Day Zero, or Goodnight Sisyphos

My laugh echoes all over the room like a rubber pancake, bouncing amid empty hangers in a closet that is lop-sided between gone and still here. My throat gets away from me like an earthworm in a light socket and I have to reel it back in. It gurgles, squelched. My burgundy blood-hot heart surfaces on a persistent buoyance of thick, slow joy that I trust to rise up and float me and never put me down.

This is Day Zero, the transition space between one universe and another, one reality and another, one me and another. I feel so different now. This is the point of no return, that split-second startling that jolts the marrow when the mirror flips and, instead of a complete face in its harmless, candy-coated entirety, I suddenly confront a landscape of individual pores, each one a gaping volcano leading into fathomless original darkness.

The flip.
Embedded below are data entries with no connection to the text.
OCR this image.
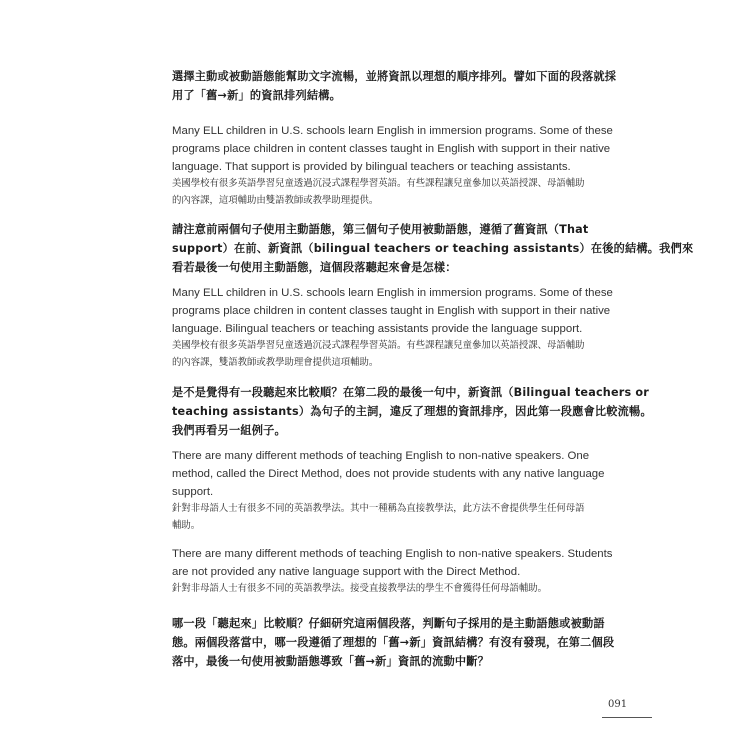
選擇主動或被動語態能幫助文字流暢，並將資訊以理想的順序排列。譬如下面的段落就採

用了「舊→新」的資訊排列結構。

Many ELL children in U.S. schools learn English in immersion programs. Some of these

programs place children in content classes taught in English with support in their native

language. That support is provided by bilingual teachers or teaching assistants.

美國學校有很多英語學習兒童透過沉浸式課程學習英語。有些課程讓兒童參加以英語授課、母語輔助

的內容課，這項輔助由雙語教師或教學助理提供。

請注意前兩個句子使用主動語態，第三個句子使用被動語態，遵循了舊資訊（That

support）在前、新資訊（bilingual teachers or teaching assistants）在後的結構。我們來

看若最後一句使用主動語態，這個段落聽起來會是怎樣：

Many ELL children in U.S. schools learn English in immersion programs. Some of these

programs place children in content classes taught in English with support in their native

language. Bilingual teachers or teaching assistants provide the language support.

美國學校有很多英語學習兒童透過沉浸式課程學習英語。有些課程讓兒童參加以英語授課、母語輔助

的內容課，雙語教師或教學助理會提供這項輔助。

是不是覺得有一段聽起來比較順？在第二段的最後一句中，新資訊（Bilingual teachers or

teaching assistants）為句子的主詞，違反了理想的資訊排序，因此第一段應會比較流暢。

我們再看另一組例子。

There are many different methods of teaching English to non-native speakers. One

method, called the Direct Method, does not provide students with any native language

support.

針對非母語人士有很多不同的英語教學法。其中一種稱為直接教學法，此方法不會提供學生任何母語

輔助。

There are many different methods of teaching English to non-native speakers. Students

are not provided any native language support with the Direct Method.

針對非母語人士有很多不同的英語教學法。接受直接教學法的學生不會獲得任何母語輔助。

哪一段「聽起來」比較順？仔細研究這兩個段落，判斷句子採用的是主動語態或被動語

態。兩個段落當中，哪一段遵循了理想的「舊→新」資訊結構？有沒有發現，在第二個段

落中，最後一句使用被動語態導致「舊→新」資訊的流動中斷？

091
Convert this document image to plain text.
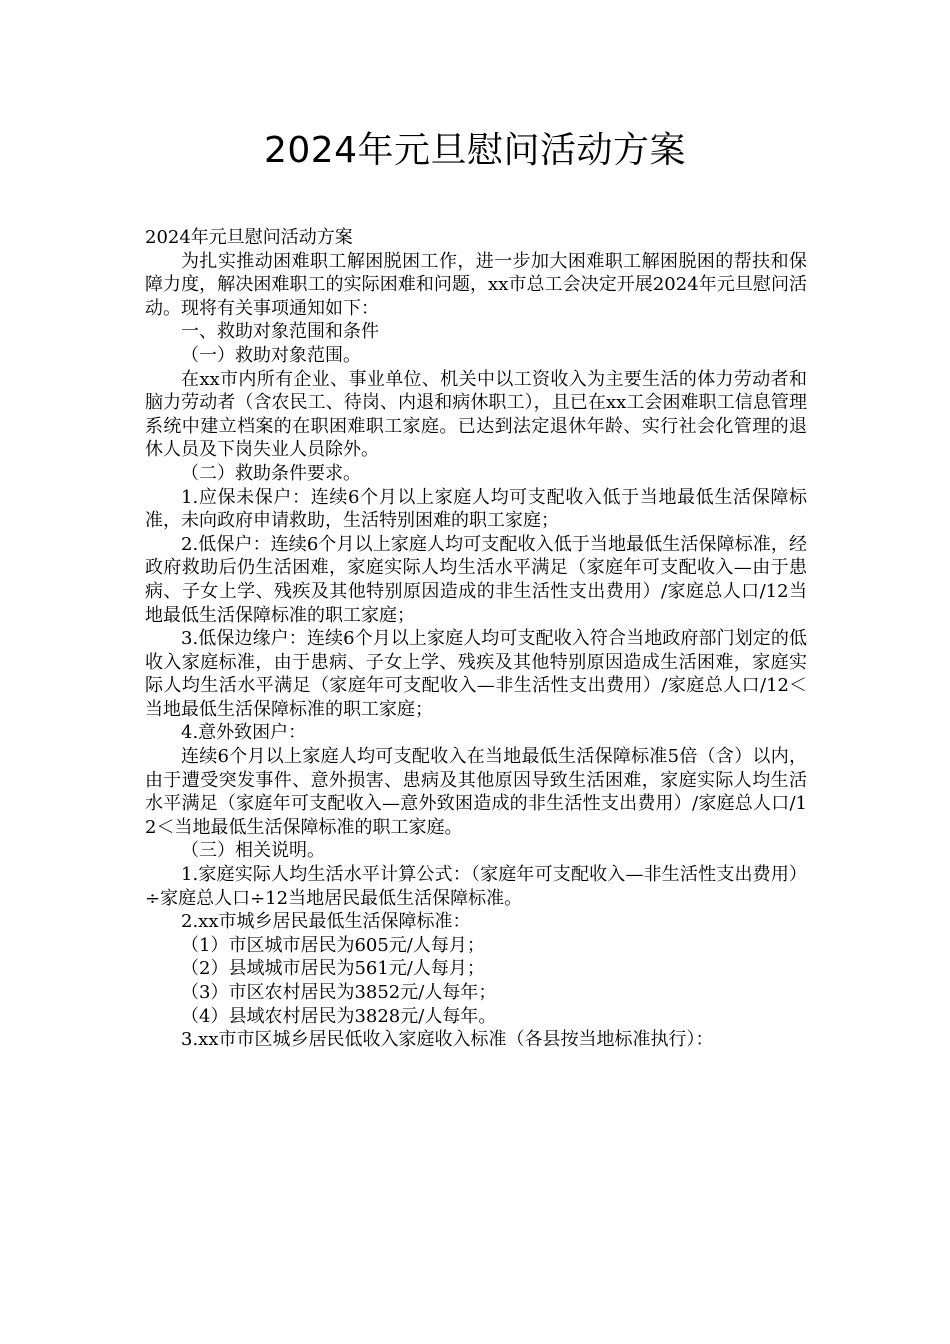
2024年元旦慰问活动方案

2024年元旦慰问活动方案

为扎实推动困难职工解困脱困工作，进一步加大困难职工解困脱困的帮扶和保障力度，解决困难职工的实际困难和问题，xx市总工会决定开展2024年元旦慰问活动。现将有关事项通知如下：

一、救助对象范围和条件

（一）救助对象范围。

在xx市内所有企业、事业单位、机关中以工资收入为主要生活的体力劳动者和脑力劳动者（含农民工、待岗、内退和病休职工），且已在xx工会困难职工信息管理系统中建立档案的在职困难职工家庭。已达到法定退休年龄、实行社会化管理的退休人员及下岗失业人员除外。

（二）救助条件要求。

1.应保未保户：连续6个月以上家庭人均可支配收入低于当地最低生活保障标准，未向政府申请救助，生活特别困难的职工家庭；

2.低保户：连续6个月以上家庭人均可支配收入低于当地最低生活保障标准，经政府救助后仍生活困难，家庭实际人均生活水平满足（家庭年可支配收入—由于患病、子女上学、残疾及其他特别原因造成的非生活性支出费用）/家庭总人口/12当地最低生活保障标准的职工家庭；

3.低保边缘户：连续6个月以上家庭人均可支配收入符合当地政府部门划定的低收入家庭标准，由于患病、子女上学、残疾及其他特别原因造成生活困难，家庭实际人均生活水平满足（家庭年可支配收入—非生活性支出费用）/家庭总人口/12＜当地最低生活保障标准的职工家庭；

4.意外致困户：

连续6个月以上家庭人均可支配收入在当地最低生活保障标准5倍（含）以内，由于遭受突发事件、意外损害、患病及其他原因导致生活困难，家庭实际人均生活水平满足（家庭年可支配收入—意外致困造成的非生活性支出费用）/家庭总人口/12＜当地最低生活保障标准的职工家庭。

（三）相关说明。

1.家庭实际人均生活水平计算公式：（家庭年可支配收入—非生活性支出费用）÷家庭总人口÷12当地居民最低生活保障标准。

2.xx市城乡居民最低生活保障标准：

（1）市区城市居民为605元/人每月；

（2）县域城市居民为561元/人每月；

（3）市区农村居民为3852元/人每年；

（4）县域农村居民为3828元/人每年。

3.xx市市区城乡居民低收入家庭收入标准（各县按当地标准执行）：
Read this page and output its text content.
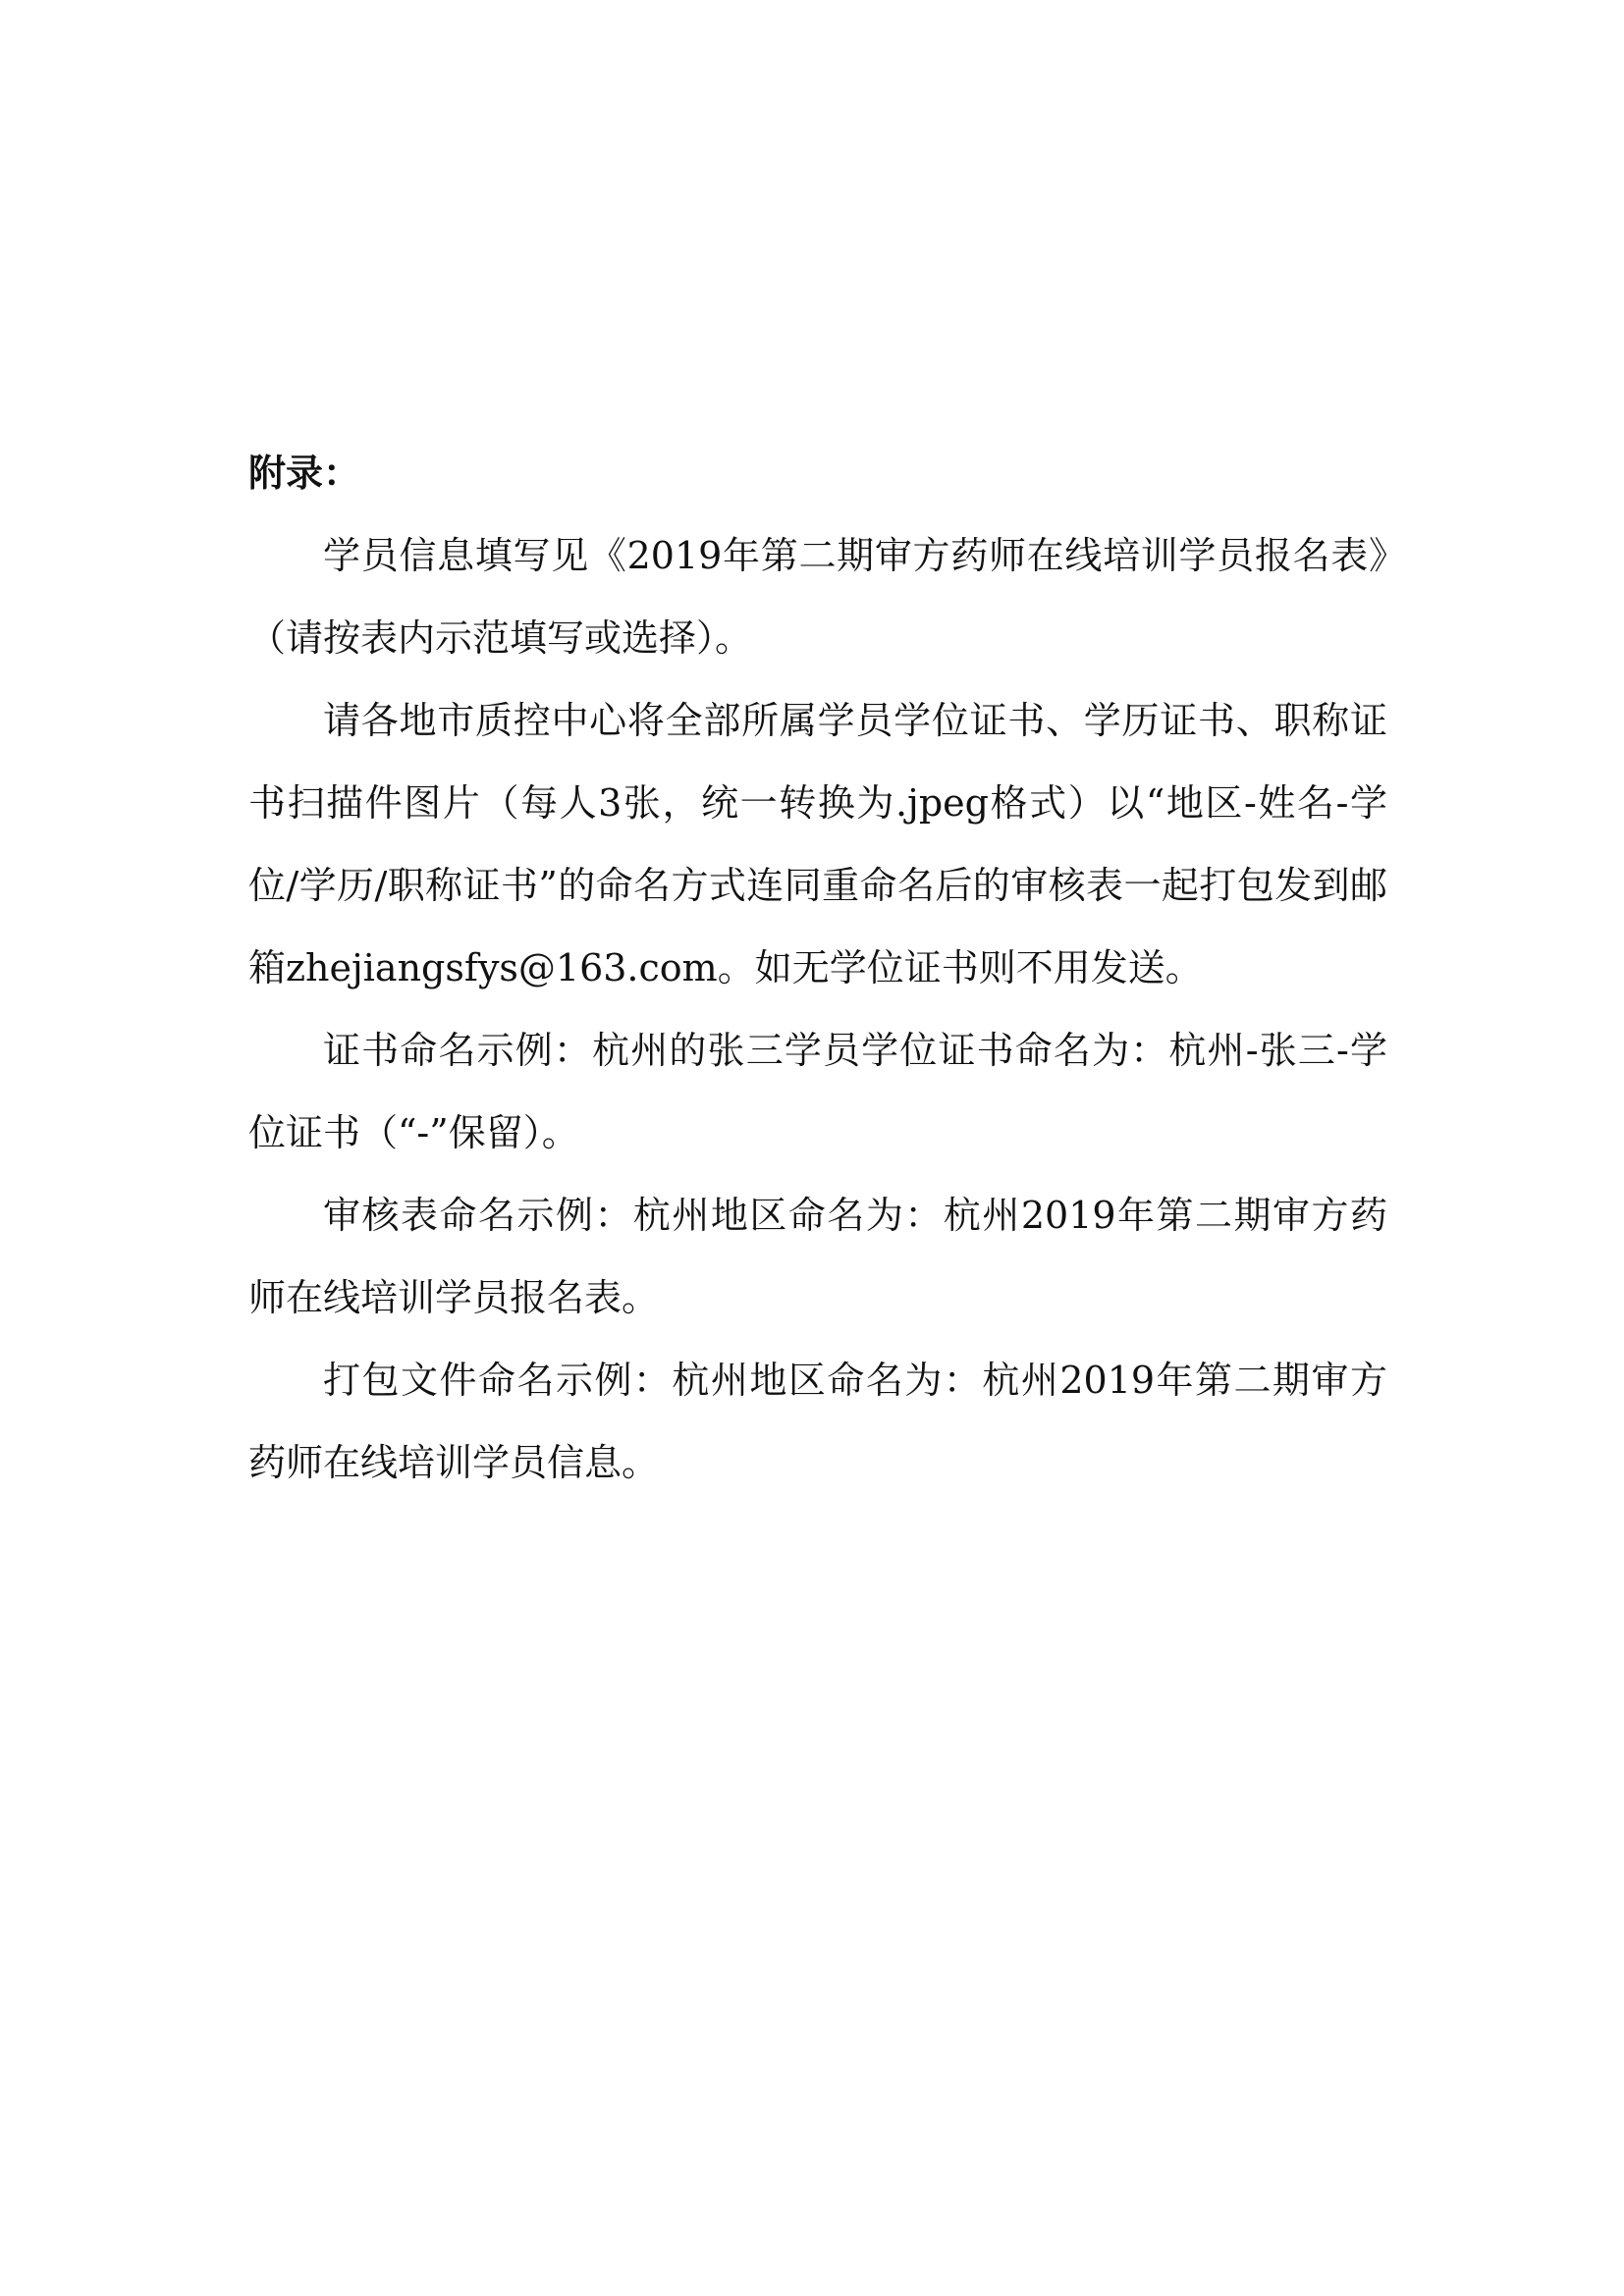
附录：

学员信息填写见《2019年第二期审方药师在线培训学员报名表》（请按表内示范填写或选择）。

请各地市质控中心将全部所属学员学位证书、学历证书、职称证书扫描件图片（每人3张，统一转换为.jpeg格式）以“地区-姓名-学位/学历/职称证书”的命名方式连同重命名后的审核表一起打包发到邮箱zhejiangsfys@163.com。如无学位证书则不用发送。

证书命名示例：杭州的张三学员学位证书命名为：杭州-张三-学位证书（“-”保留）。

审核表命名示例：杭州地区命名为：杭州2019年第二期审方药师在线培训学员报名表。

打包文件命名示例：杭州地区命名为：杭州2019年第二期审方药师在线培训学员信息。
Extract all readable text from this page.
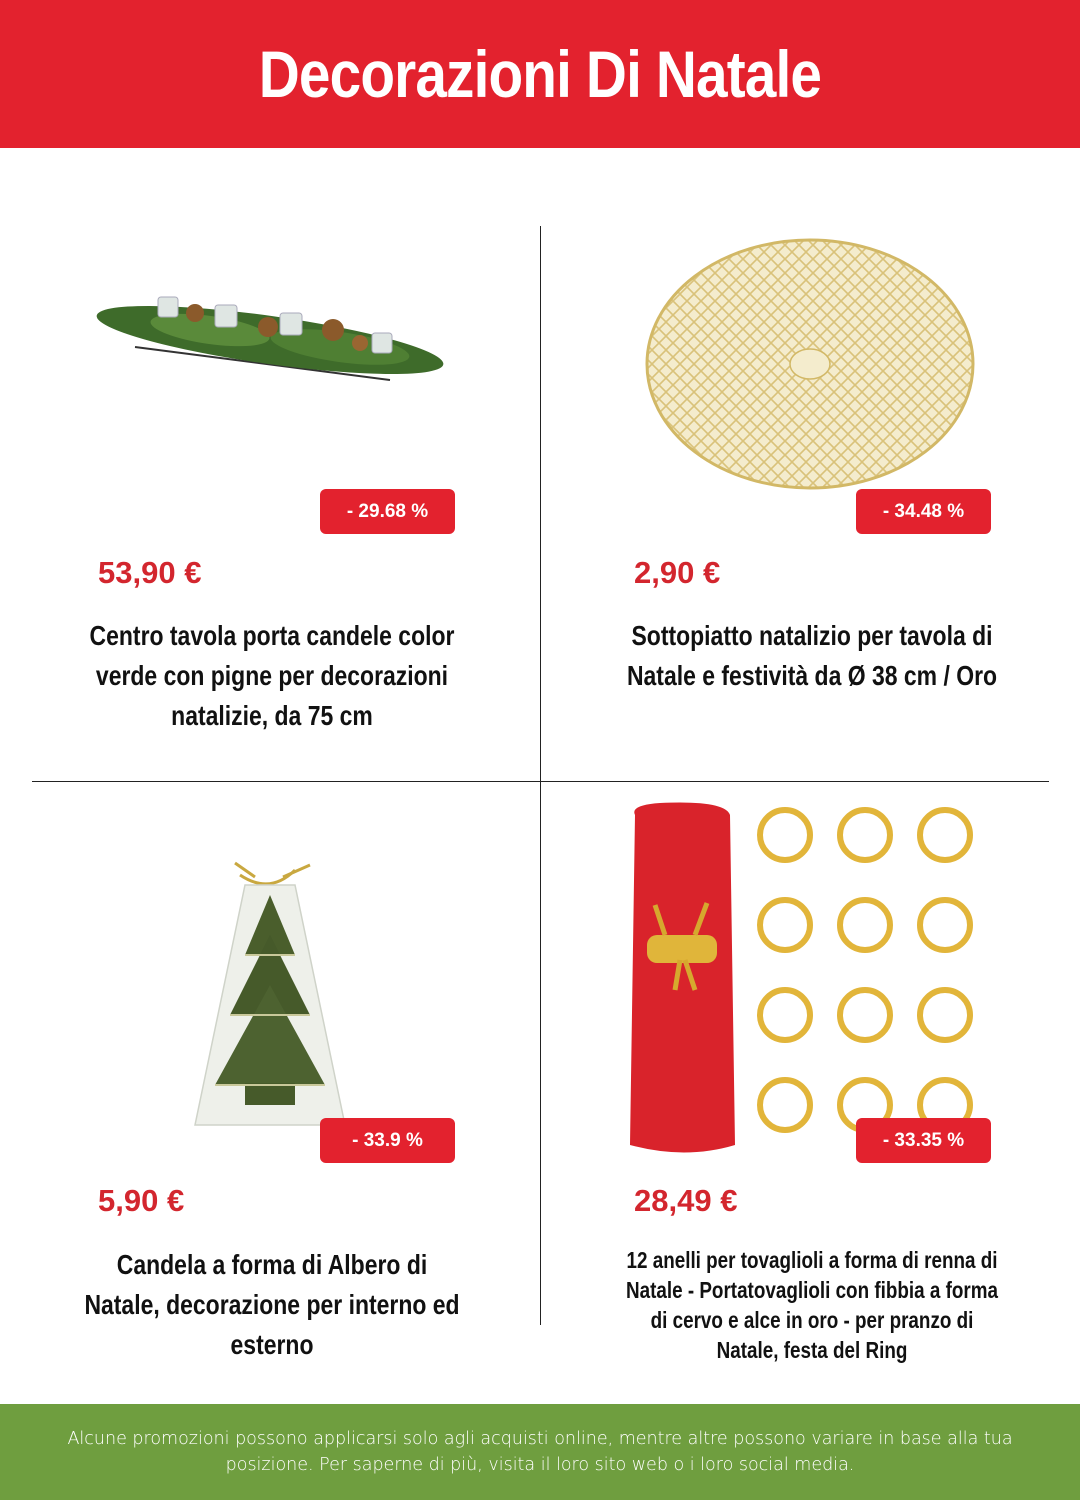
Decorazioni Di Natale
- 29.68 %
53,90 €
Centro tavola porta candele color verde con pigne per decorazioni natalizie, da 75 cm
- 34.48 %
2,90 €
Sottopiatto natalizio per tavola di Natale e festività da Ø 38 cm / Oro
- 33.9 %
5,90 €
Candela a forma di Albero di Natale, decorazione per interno ed esterno
- 33.35 %
28,49 €
12 anelli per tovaglioli a forma di renna di Natale - Portatovaglioli con fibbia a forma di cervo e alce in oro - per pranzo di Natale, festa del Ring
Alcune promozioni possono applicarsi solo agli acquisti online, mentre altre possono variare in base alla tua posizione. Per saperne di più, visita il loro sito web o i loro social media.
That's this moment. You explore so much more deeply and slowly when you must climb into and out of every pore of life. It takes time, scrumptious time, and the flavors radiate through your desperately clenched jaw... beautiful agony when you are free to be how you are and live at your own speed...

I will never again look at my life and see a Sisyphean metaphor. I will no longer feel compelled to do 12,000 things at once in order to maximize a tiny sliver of free time. All of my time belongs to me, and when I drink green tea, I drink green tea. That is all.